In the Land of the Sizing, the One-Partition Kafka Topic is King
Deconstructing the mental model around partitions in Apache Kafka
Published Aug 22, 2022
Last Modified Mar 21, 2024
Continue to Apache Kafka Partitions as a Unit of Parallelism
Every technology has that key concept that people struggle to understand. With databases, the struggle usually happens when you have to decide which join clause to use for fetching data from multiple tables. Which one is faster? What about consistency? How will concurrency look like if I pick this one versus the other? It is often a hard choice. Containers are another great example. Implementing persistence with containers is troublesome because each workload has its own set of requirements, and there is no silver bullet. For example, you may have a workload that requires each container to store 20% of the dataset locally, whereas the other 80% should go straight to a shared filesystem that is mounted on every container instance. But this design wouldn't suit microservices based architecture where each service should have their own data store.

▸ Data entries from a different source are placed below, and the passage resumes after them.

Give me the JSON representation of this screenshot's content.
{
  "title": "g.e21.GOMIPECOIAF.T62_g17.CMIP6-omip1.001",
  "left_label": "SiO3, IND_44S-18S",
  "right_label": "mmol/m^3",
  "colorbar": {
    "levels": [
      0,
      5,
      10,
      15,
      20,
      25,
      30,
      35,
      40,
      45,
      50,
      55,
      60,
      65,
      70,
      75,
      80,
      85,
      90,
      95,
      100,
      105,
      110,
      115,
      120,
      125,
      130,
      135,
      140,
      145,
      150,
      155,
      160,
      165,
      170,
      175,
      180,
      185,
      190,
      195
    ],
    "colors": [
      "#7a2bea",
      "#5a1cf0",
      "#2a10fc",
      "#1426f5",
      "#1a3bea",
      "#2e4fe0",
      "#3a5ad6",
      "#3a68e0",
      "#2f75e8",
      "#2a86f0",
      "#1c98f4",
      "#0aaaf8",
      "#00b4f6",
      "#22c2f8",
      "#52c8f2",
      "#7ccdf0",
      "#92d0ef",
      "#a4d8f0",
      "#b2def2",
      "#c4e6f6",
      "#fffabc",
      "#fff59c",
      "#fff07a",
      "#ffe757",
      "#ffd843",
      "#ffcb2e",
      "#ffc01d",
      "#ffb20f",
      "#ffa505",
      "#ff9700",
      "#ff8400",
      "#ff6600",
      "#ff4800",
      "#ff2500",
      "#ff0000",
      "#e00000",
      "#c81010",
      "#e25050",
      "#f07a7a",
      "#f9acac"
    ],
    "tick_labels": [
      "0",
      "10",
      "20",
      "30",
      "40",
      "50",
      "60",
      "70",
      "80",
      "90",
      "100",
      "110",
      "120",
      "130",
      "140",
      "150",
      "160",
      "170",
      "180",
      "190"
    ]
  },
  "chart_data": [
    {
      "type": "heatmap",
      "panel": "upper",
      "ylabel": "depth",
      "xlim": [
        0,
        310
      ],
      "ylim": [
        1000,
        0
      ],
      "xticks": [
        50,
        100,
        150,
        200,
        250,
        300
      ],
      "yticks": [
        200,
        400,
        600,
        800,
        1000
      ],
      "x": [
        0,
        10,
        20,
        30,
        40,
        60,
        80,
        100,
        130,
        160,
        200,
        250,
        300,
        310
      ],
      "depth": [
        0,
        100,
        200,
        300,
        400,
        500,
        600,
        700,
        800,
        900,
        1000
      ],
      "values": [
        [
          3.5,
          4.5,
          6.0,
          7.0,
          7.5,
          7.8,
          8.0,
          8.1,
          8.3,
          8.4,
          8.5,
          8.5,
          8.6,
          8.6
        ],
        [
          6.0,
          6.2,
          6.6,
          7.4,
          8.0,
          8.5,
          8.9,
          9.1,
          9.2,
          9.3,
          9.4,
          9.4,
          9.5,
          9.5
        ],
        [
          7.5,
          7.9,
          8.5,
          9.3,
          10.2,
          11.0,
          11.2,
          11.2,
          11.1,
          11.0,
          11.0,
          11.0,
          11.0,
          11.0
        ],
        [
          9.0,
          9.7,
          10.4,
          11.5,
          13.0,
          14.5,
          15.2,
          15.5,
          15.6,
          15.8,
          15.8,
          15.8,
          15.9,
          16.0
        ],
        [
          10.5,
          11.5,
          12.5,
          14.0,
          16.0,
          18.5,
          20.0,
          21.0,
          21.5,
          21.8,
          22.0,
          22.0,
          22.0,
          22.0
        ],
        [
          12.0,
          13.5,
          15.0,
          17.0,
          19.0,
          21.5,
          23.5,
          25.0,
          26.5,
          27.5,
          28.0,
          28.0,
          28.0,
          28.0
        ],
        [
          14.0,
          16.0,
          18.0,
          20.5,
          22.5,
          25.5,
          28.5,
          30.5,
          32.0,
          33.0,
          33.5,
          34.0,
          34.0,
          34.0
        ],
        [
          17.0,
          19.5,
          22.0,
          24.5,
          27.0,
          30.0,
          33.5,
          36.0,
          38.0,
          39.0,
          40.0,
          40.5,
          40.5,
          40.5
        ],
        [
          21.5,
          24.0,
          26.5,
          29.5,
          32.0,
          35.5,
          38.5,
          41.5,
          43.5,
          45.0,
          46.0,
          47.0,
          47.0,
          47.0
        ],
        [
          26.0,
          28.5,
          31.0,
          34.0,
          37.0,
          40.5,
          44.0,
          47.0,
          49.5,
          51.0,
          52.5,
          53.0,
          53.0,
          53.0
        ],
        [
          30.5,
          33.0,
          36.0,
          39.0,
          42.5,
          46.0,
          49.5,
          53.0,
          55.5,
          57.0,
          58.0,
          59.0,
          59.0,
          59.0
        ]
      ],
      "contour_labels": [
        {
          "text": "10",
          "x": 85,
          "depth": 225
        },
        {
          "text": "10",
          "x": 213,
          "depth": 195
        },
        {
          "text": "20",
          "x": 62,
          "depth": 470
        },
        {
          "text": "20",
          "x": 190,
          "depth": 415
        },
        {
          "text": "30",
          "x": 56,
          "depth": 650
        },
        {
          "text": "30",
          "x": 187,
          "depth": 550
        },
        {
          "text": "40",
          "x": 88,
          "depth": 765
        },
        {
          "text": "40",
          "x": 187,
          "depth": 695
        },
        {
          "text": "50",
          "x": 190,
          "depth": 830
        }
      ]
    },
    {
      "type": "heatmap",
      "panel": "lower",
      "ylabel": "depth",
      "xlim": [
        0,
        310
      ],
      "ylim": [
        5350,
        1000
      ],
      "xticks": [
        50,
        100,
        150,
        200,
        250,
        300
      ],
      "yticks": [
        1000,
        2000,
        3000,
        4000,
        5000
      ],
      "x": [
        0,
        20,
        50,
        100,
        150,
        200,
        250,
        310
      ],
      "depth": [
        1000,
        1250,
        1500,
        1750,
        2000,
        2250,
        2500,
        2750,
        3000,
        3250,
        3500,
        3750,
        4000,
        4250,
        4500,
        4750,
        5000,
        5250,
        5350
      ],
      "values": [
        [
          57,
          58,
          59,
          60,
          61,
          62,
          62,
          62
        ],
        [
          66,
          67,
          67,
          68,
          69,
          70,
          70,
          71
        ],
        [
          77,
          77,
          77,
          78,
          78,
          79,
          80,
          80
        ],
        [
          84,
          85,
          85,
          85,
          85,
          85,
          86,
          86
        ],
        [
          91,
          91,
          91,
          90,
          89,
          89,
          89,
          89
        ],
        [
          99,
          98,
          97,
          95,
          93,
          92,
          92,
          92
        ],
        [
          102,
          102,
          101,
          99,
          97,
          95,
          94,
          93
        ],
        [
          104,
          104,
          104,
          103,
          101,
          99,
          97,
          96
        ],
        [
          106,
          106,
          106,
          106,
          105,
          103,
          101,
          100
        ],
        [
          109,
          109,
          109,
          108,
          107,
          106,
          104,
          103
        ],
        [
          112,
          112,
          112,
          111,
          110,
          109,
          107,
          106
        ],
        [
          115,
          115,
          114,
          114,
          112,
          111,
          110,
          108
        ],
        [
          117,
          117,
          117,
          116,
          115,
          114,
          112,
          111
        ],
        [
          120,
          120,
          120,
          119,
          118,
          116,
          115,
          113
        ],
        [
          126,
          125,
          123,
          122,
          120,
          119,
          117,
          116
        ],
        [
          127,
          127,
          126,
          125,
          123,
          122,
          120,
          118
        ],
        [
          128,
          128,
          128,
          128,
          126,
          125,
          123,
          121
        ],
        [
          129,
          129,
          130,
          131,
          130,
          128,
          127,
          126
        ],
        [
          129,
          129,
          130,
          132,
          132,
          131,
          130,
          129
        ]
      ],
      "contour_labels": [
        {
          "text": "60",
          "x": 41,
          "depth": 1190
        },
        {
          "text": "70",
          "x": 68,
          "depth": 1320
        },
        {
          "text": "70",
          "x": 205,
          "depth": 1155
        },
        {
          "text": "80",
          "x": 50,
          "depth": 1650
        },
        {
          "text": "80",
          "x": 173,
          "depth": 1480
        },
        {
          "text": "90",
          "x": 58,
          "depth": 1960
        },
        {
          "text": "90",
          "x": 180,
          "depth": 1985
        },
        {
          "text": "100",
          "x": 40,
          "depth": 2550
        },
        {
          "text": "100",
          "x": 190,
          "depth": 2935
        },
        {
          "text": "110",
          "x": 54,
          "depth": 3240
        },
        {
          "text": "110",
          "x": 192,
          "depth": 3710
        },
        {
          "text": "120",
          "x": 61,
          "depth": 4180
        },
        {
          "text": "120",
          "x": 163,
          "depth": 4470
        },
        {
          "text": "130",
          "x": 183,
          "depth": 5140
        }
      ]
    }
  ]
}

Just like any other technology, Apache Kafka also has a key concept that people struggle to understand, which is partitions. Partitions are tricky because they dictate pretty much everything about how Kafka works, and picking the right number is not simple. If you go to places like Stack Overflow and Hacker News, you will see developers providing objective answers to questions like how to install Kafka on Kubernetes, how to back up Kafka data on Amazon S3, and how to implement a Kafka consumer in Java. But when someone asks how many partitions to set for their Kafka topics, oh boy, this is where you see those long threads full of subjective opinions that more often than not don't provide a concrete answer. And even when they do, it is a total guessing game.
Why is this important? You may ask. Well, sizing Kafka partitions wrongly affects many aspects of the system, such as consistency, parallelism, and durability. Worse, it may also affect how much load Kafka can handle. Hence why often the decision about how many partitions to set for a topic is handled by Ops teams, as we see this to be only an infrastructure matter. In reality, it's an architectural design decision that affects even the amount of code you write. In this blog post series, I will share everything you need to build more confidence about how to size Kafka partitions correctly, and to spot a poor decision when you see one. This first part will peel off the concept of partitions, and highlight their role with Kafka.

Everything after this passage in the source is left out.